User-visible changes

Major

  • A new exported function: categorical_sampling(). Categorical sampling can be used to obtain a stratified split of a data set. Using this function is like calling anticlustering() with argument categories, but no clustering objective is maximized. The categories are just evenly split between samples, which is very fast (in contrast to the exchange optimization that may take some time for large data sets). Apart from the categorical restriction that balances the frequency of categories between samples, the split is random.

  • The function distance_objective() was renamed into diversity_objective() because there are several clustering objectives based on pairwise distances, e.g. see the new function dispersion_objective().

  • dispersion_objective() is a new function to compute the dispersion of a given clustering, i.e., the minimum distance between two elements within the same group. Maximizing the dispersion is an anticlustering task, see the help page of dispersion_objective() for an example.

Minor

  • Several changes to the documentation, in particular now highlighting the publication of the paper “Using Anticlustering to Partition Data Sets Into Equivalent Parts” (https://doi.org/10.1037/met0000301) describing the algorithms and criteria used in the package anticlust

  • In anticlustering(), anticluster editing is now by default requested using objective = "diversity" (but objective = "distance" is still supported and leads to the same behaviour). This change was done because there are several anticlustering objectives based on pairwise distances.

  • anticlustering() can no longer use an argument K of length > 1 with preclustering = TRUE because this resulted in undocumented behaviour (this is a good change because it does not make sense to specify an initial assignment of elements to groups via K and at the same time request that preclustering handles the initial assignment)

  • When using a custom objective function, the order of the required arguments is now reversed: The data comes first, the clustering second.

  • Because the order of arguments in custom objective functions was reversed, the function mean_sd_obj() now has reversed arguments as well.

  • The package vignettes are no longer distributed with the package itself because rendering R Markdown resulted in an error with the development version of R. This may change again in the future when R Markdown no longer throws an error with R devel. The vignette is currently available via the package website (https://m-py.github.io/anticlust/).

Internal changes

  • Improved running speed of generating constraints in integer linear programming variant of (anti)clustering, via 0a870240f8

User-visible changes

  • In anticlustering(), preclustering and categorical constraints can now be used at the same time. In this case, exchange partners are clustered within the same category, using a call to matching() passing categories to argument match_within.

  • In anticlustering(), it is now possible to use preclustering = TRUE for unbalanced data size (e.g., if N = 9 and K = 2).
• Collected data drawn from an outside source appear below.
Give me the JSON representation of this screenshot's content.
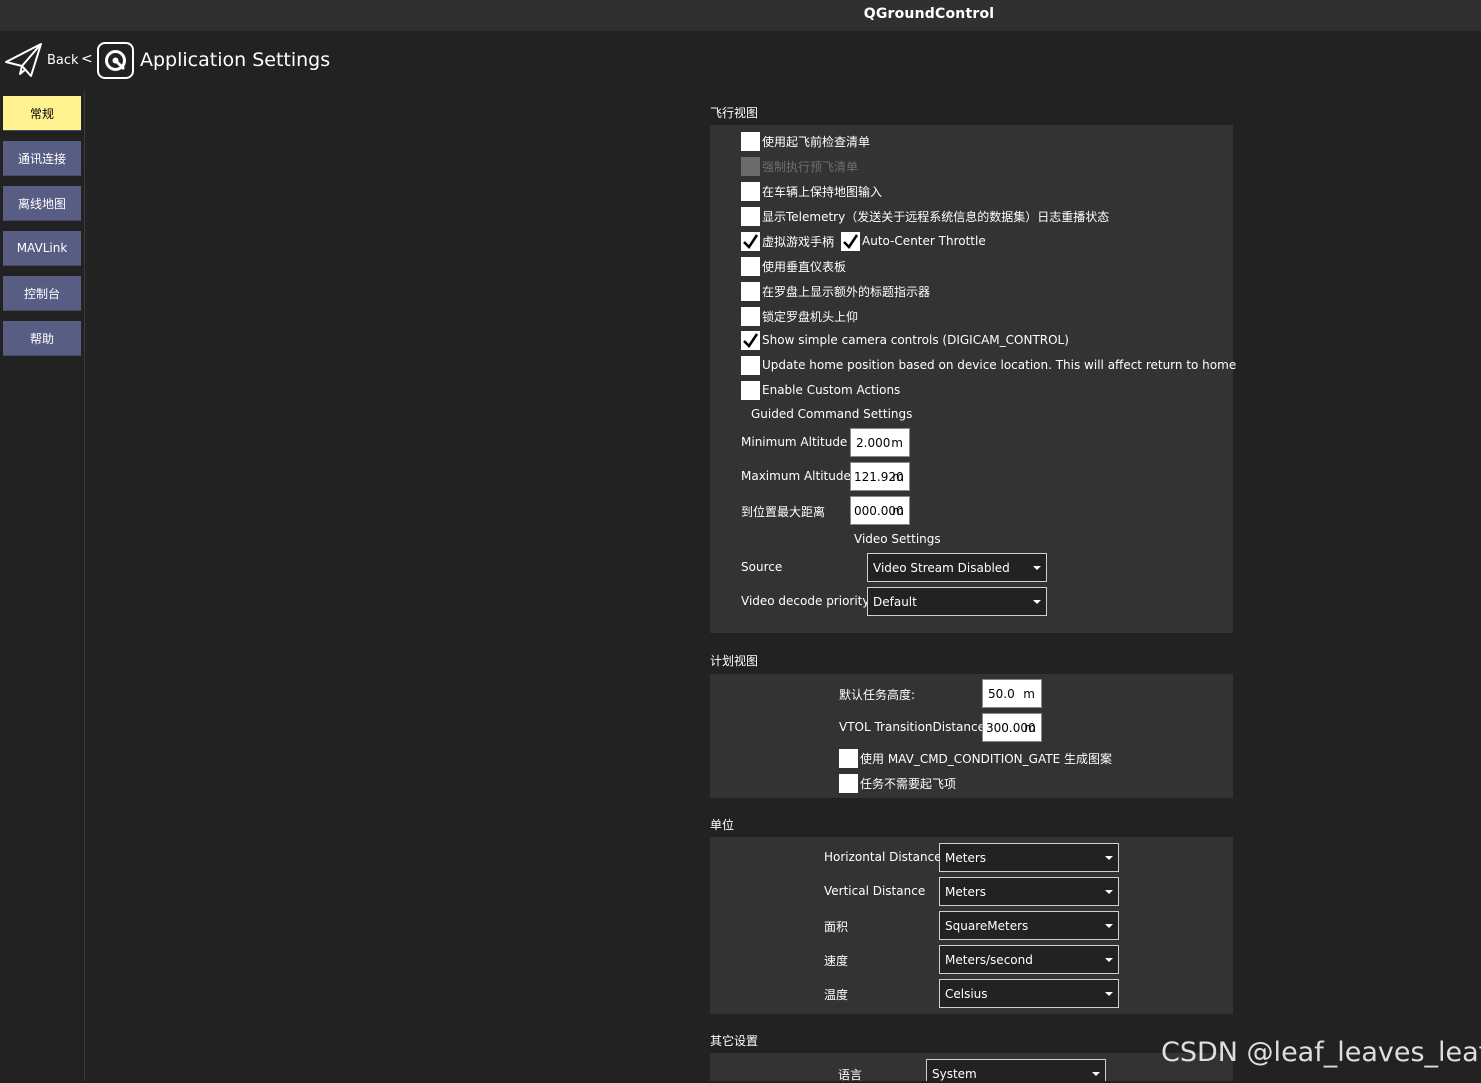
{
  "window": {
    "title": "QGroundControl"
  },
  "toolbar": {
    "back_label": "Back",
    "separator": "<",
    "page_title": "Application Settings"
  },
  "sidebar": {
    "items": [
      {
        "label": "常规",
        "active": true
      },
      {
        "label": "通讯连接",
        "active": false
      },
      {
        "label": "离线地图",
        "active": false
      },
      {
        "label": "MAVLink",
        "active": false
      },
      {
        "label": "控制台",
        "active": false
      },
      {
        "label": "帮助",
        "active": false
      }
    ]
  },
  "fly_view": {
    "header": "飞行视图",
    "checkboxes": [
      {
        "label": "使用起飞前检查清单",
        "checked": false,
        "enabled": true
      },
      {
        "label": "强制执行预飞清单",
        "checked": false,
        "enabled": false
      },
      {
        "label": "在车辆上保持地图输入",
        "checked": false,
        "enabled": true
      },
      {
        "label": "显示Telemetry（发送关于远程系统信息的数据集）日志重播状态",
        "checked": false,
        "enabled": true
      },
      {
        "label": "虚拟游戏手柄",
        "checked": true,
        "enabled": true
      },
      {
        "label": "使用垂直仪表板",
        "checked": false,
        "enabled": true
      },
      {
        "label": "在罗盘上显示额外的标题指示器",
        "checked": false,
        "enabled": true
      },
      {
        "label": "锁定罗盘机头上仰",
        "checked": false,
        "enabled": true
      },
      {
        "label": "Show simple camera controls (DIGICAM_CONTROL)",
        "checked": true,
        "enabled": true
      },
      {
        "label": "Update home position based on device location. This will affect return to home",
        "checked": false,
        "enabled": true
      },
      {
        "label": "Enable Custom Actions",
        "checked": false,
        "enabled": true
      }
    ],
    "auto_center": {
      "label": "Auto-Center Throttle",
      "checked": true
    },
    "guided_header": "Guided Command Settings",
    "min_alt": {
      "label": "Minimum Altitude",
      "value": "2.000",
      "unit": "m"
    },
    "max_alt": {
      "label": "Maximum Altitude",
      "value": "121.920",
      "unit": "m"
    },
    "max_dist": {
      "label": "到位置最大距离",
      "value": "000.000",
      "unit": "m"
    },
    "video_header": "Video Settings",
    "source": {
      "label": "Source",
      "value": "Video Stream Disabled"
    },
    "decode": {
      "label": "Video decode priority",
      "value": "Default"
    }
  },
  "plan_view": {
    "header": "计划视图",
    "default_alt": {
      "label": "默认任务高度:",
      "value": "50.0",
      "unit": "m"
    },
    "vtol": {
      "label": "VTOL TransitionDistance",
      "value": "300.000",
      "unit": "m"
    },
    "gate": {
      "label": "使用 MAV_CMD_CONDITION_GATE 生成图案",
      "checked": false
    },
    "no_takeoff": {
      "label": "任务不需要起飞项",
      "checked": false
    }
  },
  "units": {
    "header": "单位",
    "rows": [
      {
        "label": "Horizontal Distance",
        "value": "Meters"
      },
      {
        "label": "Vertical Distance",
        "value": "Meters"
      },
      {
        "label": "面积",
        "value": "SquareMeters"
      },
      {
        "label": "速度",
        "value": "Meters/second"
      },
      {
        "label": "温度",
        "value": "Celsius"
      }
    ]
  },
  "misc": {
    "header": "其它设置",
    "language": {
      "label": "语言",
      "value": "System"
    }
  },
  "watermark": "CSDN @leaf_leaves_leaf",
  "colors": {
    "active_nav": "#fff291",
    "nav": "#585d83",
    "panel": "#333333",
    "background": "#222222"
  }
}
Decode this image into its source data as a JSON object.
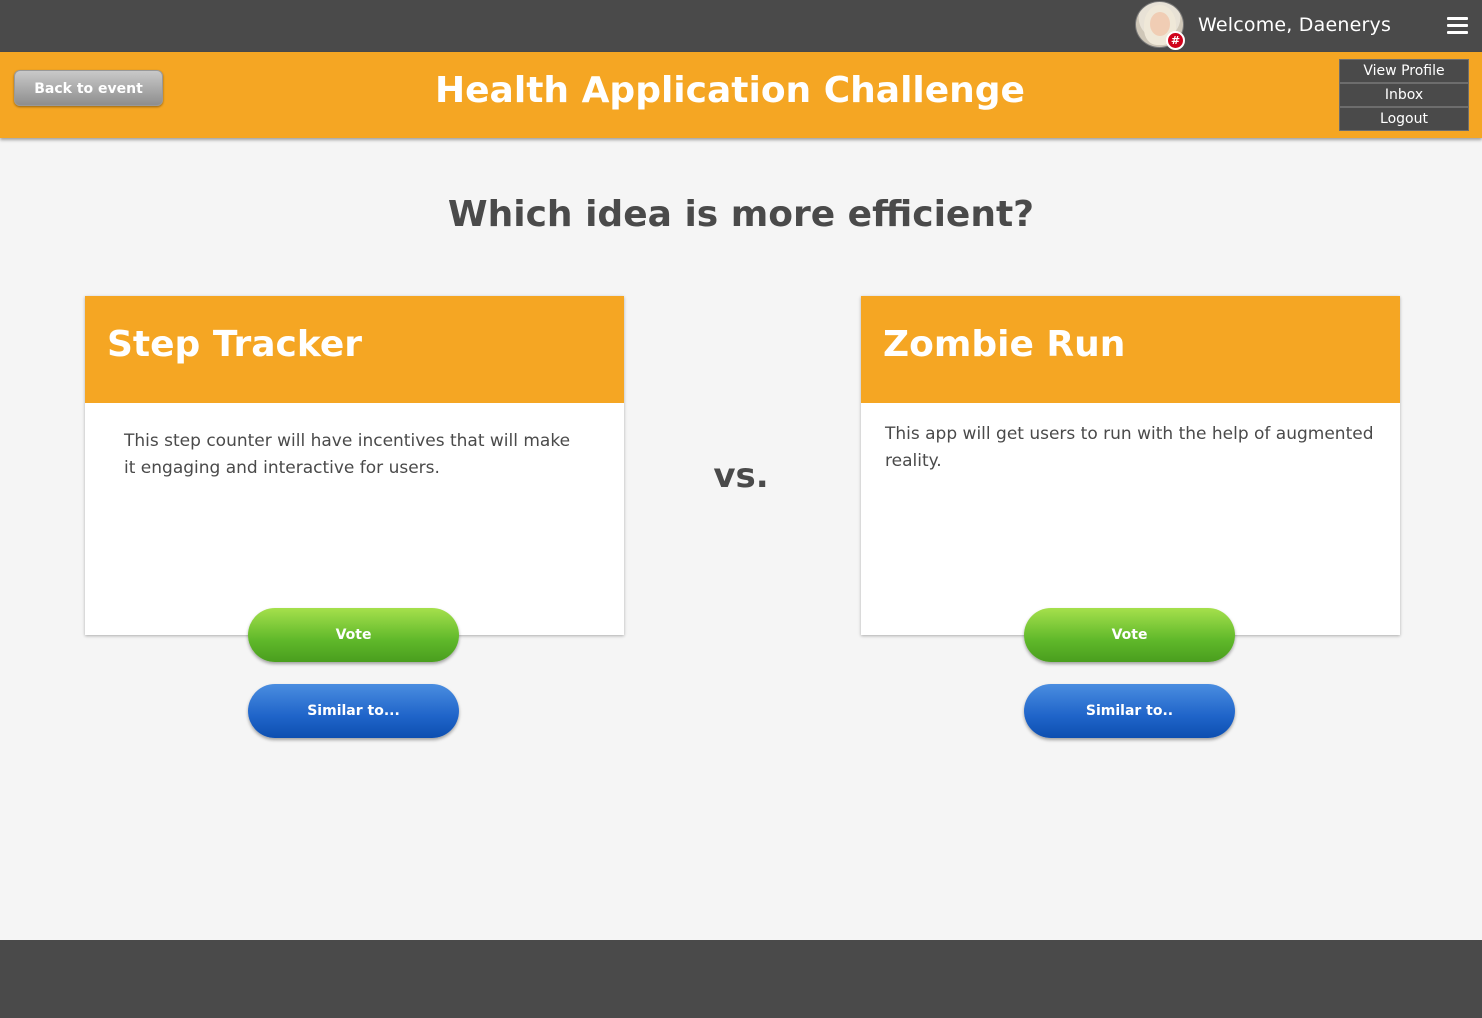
{
  "topbar": {
    "welcome": "Welcome, Daenerys",
    "badge": "#",
    "menu_icon": "hamburger-icon"
  },
  "header": {
    "back_label": "Back to event",
    "title": "Health Application Challenge",
    "dropdown": [
      "View Profile",
      "Inbox",
      "Logout"
    ]
  },
  "main": {
    "question": "Which idea is more efficient?",
    "vs": "vs.",
    "ideas": [
      {
        "title": "Step Tracker",
        "description": "This step counter will have incentives that will make it engaging and interactive for users.",
        "vote_label": "Vote",
        "similar_label": "Similar to..."
      },
      {
        "title": "Zombie Run",
        "description": "This app will get users to run with the help of augmented reality.",
        "vote_label": "Vote",
        "similar_label": "Similar to.."
      }
    ]
  },
  "colors": {
    "accent": "#f5a623",
    "dark": "#4a4a4a",
    "vote_green": "#5fb82a",
    "similar_blue": "#1f64c9"
  }
}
  • In matching(), it is now possible to prevent sorting the output by similarity using a new argument sort_output. Its default is TRUE, setting it to FALSE prevents sorting. This prevents some extra computation that is necessary to determine similarity for each cluster.

Minor

Internal

  • Improvements to implementation of k-means anticlustering (i.e., in anticlustering() with objective == "variance" or in fast_anticlustering())
    • on each exchange iteration, only recomputes distances from clusters whose elements have been swapped (improves run time relevant for larger K).
    • Previously, there were only as many exchange partners per element as members in the least frequent category if argument categories was passed). This was not documented behavior and is undesirable. Now, all members from a category may serve as exchange partners, even if the categories have different size.

Major changes

  • matching() is a new function for unrestricted or K-partite matching to finds groups of similar elements.

  • plot_similarity()is a new function to plot similarity by cluster (according to the cluster editing criterion)

  • All clustering and anticlustering functions now only take one data argument (called x) instead of either features or distances.

  • The argument iv was removed from anticlustering() because it does not fit the anticlustering semantic (anticlustering should make sets «similar» and not dissimilar).

  • The random sampling method for anticlustering was removed. This implies that the anticlustering() function no longer has an argument nrep.

  • The functions initialize_K() and generate_exchange_partners() were removed.

  • Dropped support for the commercial integer linear programming solvers CPLEX and gurobi for exact (anti)cluster editing. If this functionality is needed, install version 0.3.0 from Github:

remotes::install_github("m-Py/anticlust", ref = "v0.3.0")
  • mean_sd_obj() no longer computes the discrepancy of medians, only in means and standard deviations (as the name also suggests).

  • In plot_clusters(), the arguments col and pch were removed.

  • In plot_clusters(), the argument clustering was renamed to clusters.

  • In generate_partitions(), the order of the arguments N and K was switched (the order is now consistent with n_partitions()).

  • In balanced_clustering(), the default method was renamed to "centroid" from "heuristic".

  • Release of the package version used in the manuscript »Using anticlustering to partition a stimulus pool into equivalent parts« (Papenberg & Klau, 2019; https://doi.org/10.31234/osf.io/3razc)